Dalla Sacilese al Mezzocorona passando per una toccata e fuga all'Opitergina. Panchine non di primissimo piano, ma chi le ha occupate potrà raccontare ai posteri di avere assistito al lancio in grande stile di un collega un po' più illustre: Marcello Lippi. Stefano De Agostini, tappabuchi dai polmoni inesauribili e fratello d'arte dai piedi molto meno sensibili del talentuoso Gigi, nell'Atalanta edizione 1992/93 assolse egregiamente a un compito già scritto di tappabucchi di lusso. 26 presenze, da mediano o centrocampista di fascia, vissute spesso da subentrato speciale nelle fasi stracche della partita, quando magari c'era da correre, fare da frangiflutti davanti alla difesa o spazzar via la palla senza troppi complimenti. Oppure, dal primo minuto, passando attraverso una successione di numeri da far perdere la trebisonda: maglia numero 4, 8 o 11, sempre abile e arruolato come un soldatino ligio alle consegne.

Nato a Tricesimo il 25 ottobre 1964, il De Agostini minore - in tutti i sensi - compie come il fratello il proprio apprendistato al calcio nell'Udinese. Emerge dalle categorie inferiori - Tarcentina e Pordenone - riuscendo a raggiungere prima la Serie B con la Reggiana, poi la Serie A con il Napoli.
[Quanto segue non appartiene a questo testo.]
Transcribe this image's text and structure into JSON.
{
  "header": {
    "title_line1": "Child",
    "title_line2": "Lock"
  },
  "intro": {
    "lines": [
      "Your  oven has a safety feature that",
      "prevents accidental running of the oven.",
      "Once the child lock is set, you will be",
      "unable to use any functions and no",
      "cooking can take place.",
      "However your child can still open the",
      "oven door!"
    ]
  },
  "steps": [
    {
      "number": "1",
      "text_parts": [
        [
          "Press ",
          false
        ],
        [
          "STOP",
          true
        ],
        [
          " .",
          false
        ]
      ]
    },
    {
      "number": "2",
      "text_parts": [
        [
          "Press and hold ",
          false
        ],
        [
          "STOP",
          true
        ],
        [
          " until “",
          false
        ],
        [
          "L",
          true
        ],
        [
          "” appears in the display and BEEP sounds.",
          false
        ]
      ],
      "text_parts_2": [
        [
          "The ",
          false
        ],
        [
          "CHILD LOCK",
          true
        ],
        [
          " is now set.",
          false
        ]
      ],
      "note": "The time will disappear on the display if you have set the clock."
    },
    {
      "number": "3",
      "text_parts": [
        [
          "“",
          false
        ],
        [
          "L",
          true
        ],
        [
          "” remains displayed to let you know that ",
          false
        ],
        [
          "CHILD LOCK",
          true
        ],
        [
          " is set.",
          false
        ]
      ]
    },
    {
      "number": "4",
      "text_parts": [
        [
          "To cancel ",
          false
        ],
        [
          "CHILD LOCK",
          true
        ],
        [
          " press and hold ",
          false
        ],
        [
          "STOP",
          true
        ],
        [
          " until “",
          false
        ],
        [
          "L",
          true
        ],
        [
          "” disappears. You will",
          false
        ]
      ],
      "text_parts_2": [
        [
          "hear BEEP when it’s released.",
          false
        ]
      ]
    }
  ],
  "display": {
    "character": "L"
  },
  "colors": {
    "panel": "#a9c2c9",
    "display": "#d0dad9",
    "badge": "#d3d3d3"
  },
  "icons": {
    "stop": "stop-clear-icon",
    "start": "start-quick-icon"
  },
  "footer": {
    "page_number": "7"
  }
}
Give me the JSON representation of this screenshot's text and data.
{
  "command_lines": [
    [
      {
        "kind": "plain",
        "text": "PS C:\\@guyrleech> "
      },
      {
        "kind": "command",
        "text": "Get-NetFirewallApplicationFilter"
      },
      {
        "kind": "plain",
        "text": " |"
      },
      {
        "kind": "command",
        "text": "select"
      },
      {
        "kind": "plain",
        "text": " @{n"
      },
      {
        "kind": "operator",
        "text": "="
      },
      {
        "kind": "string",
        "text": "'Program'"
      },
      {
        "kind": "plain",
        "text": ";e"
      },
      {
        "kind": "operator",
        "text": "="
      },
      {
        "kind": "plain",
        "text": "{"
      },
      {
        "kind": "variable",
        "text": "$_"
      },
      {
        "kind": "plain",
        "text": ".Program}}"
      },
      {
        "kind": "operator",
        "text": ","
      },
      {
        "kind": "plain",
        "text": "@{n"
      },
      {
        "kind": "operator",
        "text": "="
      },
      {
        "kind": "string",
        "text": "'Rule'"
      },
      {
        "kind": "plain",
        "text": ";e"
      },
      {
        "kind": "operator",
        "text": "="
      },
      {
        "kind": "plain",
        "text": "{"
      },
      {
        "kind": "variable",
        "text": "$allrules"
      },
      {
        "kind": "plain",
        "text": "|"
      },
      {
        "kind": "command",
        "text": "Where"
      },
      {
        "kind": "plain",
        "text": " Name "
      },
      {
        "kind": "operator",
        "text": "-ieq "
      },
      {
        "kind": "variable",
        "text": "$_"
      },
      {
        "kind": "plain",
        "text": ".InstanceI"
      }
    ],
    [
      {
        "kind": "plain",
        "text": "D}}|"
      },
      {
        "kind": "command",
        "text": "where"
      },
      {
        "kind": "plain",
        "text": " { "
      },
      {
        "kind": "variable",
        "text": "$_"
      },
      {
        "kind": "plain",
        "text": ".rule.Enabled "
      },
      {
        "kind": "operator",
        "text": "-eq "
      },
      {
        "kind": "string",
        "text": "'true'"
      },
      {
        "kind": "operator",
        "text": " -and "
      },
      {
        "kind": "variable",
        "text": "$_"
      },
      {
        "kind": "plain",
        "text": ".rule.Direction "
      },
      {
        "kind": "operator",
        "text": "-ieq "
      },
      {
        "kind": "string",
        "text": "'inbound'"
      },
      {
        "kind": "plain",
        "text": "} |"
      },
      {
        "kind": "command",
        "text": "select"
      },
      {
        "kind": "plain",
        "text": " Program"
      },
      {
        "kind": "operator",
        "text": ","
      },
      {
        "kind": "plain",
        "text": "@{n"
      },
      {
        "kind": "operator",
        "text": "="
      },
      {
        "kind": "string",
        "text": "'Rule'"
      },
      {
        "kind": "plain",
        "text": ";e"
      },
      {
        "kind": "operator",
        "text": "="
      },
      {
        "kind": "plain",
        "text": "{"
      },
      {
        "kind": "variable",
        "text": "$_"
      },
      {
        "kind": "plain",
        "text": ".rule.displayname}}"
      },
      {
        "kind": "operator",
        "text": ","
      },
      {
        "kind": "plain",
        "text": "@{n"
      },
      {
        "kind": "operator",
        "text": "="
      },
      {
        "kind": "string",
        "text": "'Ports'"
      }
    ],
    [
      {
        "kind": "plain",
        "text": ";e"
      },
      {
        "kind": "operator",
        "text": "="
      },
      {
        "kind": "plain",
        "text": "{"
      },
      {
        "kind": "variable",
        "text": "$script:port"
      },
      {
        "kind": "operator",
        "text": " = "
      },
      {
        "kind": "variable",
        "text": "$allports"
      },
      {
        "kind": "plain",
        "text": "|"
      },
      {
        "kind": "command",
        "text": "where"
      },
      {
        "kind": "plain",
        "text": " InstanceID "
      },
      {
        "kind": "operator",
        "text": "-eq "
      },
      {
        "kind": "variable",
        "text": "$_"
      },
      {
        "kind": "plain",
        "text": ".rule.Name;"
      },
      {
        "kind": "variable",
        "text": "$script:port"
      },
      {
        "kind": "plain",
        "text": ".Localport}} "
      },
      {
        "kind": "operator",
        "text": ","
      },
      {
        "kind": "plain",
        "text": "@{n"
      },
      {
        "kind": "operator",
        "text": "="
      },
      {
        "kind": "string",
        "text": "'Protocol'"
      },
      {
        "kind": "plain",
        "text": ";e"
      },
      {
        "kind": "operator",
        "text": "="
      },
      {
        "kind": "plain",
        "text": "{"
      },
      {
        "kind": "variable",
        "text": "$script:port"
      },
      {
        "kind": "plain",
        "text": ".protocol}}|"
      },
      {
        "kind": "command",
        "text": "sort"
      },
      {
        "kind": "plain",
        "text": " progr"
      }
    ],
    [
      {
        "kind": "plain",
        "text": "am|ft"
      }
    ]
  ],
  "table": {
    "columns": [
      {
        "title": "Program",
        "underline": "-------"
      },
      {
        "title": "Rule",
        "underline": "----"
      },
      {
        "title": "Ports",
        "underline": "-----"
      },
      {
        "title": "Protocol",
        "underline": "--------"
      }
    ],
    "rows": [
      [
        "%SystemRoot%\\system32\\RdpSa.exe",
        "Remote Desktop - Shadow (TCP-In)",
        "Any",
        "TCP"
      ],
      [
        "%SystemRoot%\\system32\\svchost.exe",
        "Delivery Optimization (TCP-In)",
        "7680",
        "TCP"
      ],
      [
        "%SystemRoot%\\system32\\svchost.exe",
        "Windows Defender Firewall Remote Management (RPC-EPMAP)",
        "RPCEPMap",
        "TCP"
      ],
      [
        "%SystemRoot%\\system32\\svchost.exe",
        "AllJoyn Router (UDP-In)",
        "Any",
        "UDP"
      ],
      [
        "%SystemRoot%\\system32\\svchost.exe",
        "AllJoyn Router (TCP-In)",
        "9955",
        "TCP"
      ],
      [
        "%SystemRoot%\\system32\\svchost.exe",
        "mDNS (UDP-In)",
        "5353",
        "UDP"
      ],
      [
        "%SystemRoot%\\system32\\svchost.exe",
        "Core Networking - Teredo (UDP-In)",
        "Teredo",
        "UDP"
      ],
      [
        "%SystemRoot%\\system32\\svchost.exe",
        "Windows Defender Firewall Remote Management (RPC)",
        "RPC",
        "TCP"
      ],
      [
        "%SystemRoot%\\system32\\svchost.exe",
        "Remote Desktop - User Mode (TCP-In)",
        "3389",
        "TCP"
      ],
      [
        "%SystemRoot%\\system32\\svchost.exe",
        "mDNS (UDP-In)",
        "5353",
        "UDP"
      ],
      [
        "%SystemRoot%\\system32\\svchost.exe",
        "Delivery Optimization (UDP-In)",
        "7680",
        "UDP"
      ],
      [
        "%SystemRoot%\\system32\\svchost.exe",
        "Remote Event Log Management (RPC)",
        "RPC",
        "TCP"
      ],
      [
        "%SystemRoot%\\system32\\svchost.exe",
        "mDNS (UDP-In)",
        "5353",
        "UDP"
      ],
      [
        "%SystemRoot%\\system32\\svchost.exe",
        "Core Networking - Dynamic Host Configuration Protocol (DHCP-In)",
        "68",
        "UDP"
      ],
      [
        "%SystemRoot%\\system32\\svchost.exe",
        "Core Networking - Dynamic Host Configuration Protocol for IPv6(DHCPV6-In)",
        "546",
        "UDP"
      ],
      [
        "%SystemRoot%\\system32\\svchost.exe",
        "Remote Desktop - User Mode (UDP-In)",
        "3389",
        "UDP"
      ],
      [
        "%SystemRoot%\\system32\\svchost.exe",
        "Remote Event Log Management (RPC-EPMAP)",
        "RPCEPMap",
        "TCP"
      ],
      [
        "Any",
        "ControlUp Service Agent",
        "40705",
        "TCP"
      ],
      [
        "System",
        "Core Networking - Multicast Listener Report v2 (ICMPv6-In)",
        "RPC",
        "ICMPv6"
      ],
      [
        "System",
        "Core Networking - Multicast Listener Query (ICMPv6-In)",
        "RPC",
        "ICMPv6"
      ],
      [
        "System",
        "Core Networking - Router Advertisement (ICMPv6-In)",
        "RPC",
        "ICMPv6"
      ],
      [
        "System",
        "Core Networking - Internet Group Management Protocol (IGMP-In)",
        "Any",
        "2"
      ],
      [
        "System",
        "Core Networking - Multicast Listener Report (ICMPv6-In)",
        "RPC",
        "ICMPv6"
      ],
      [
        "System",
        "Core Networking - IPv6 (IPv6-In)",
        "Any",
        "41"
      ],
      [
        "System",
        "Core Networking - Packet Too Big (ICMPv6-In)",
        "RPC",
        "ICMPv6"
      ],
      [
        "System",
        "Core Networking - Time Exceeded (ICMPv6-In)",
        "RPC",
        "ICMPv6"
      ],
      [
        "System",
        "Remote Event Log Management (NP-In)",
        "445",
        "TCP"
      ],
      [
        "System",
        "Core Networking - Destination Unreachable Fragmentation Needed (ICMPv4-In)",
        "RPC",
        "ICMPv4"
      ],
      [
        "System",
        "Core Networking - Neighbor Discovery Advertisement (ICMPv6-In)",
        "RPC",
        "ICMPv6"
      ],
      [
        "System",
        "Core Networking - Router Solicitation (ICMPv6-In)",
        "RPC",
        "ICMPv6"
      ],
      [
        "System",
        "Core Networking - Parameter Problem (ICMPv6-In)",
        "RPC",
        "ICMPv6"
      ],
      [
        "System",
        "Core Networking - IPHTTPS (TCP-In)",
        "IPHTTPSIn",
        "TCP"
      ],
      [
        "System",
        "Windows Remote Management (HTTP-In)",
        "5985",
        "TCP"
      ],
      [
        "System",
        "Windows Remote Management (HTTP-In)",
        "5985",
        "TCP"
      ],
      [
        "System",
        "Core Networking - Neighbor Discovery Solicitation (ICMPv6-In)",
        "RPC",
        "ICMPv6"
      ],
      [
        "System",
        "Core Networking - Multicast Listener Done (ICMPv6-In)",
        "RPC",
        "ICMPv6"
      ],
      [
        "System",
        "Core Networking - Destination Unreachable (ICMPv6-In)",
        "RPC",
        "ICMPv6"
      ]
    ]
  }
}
Passa quindi all'Atalanta, dove nonostante la massiccia presenza di giocatori nel reparto di  mezzo - Alemao, Bordin e Minaudo su tutti, più l'altro trottolino Magoni - riesce a ritagliarsi un certo spazio contribuendo al settimo posto finale. Da lì, nella Dea che pendeva dall'istinto da cacciatore di gol di Ganz e dalle invenzioni di Perrone e Rambaudi, la carriera del futuro ct della Nazionale avrebbe spiccato il volo: l'anno successivo fu Napoli, poi toccò alla Juve e alla gloria.

Non così per il bravo ed educatissimo Stefano, destinato a rientrare subito nei ranghi di un curriculum anonimo. Smessi i panni del jolly all'ombra della Maresana, per lui c'è la Cremonese, per poi scendere nuovamente nel campionato cadetto con la maglia del Venezia. Conclude in Serie D alternandosi tra Trento e Forlì. E come condottiero? Partito dall'Azzanese (squadra di Azzano Decimo, nel pordenonese), mette insieme qualche buon risultato alla Sacilese, riuscendo a far ottenere alla società la storica promozione in Seconda Divisione, dopo aver raggiunto nello stesso anno le semifinali della Coppa Italia Serie D. A luglio del 2010, dopo una sofferta salvezza, l'esonero. Il primo febbraio di quest'anno, la nuova chance a stagione in corso alla guida dell'Opitergina, sempre tra i semiopro, esperienza chiusa da una concente retrocessione. A questo giro, l'accordo con i trentini. In alto i calici: atalantini lo si rimane per sempre. Anche quando si è ballato una sola stagione.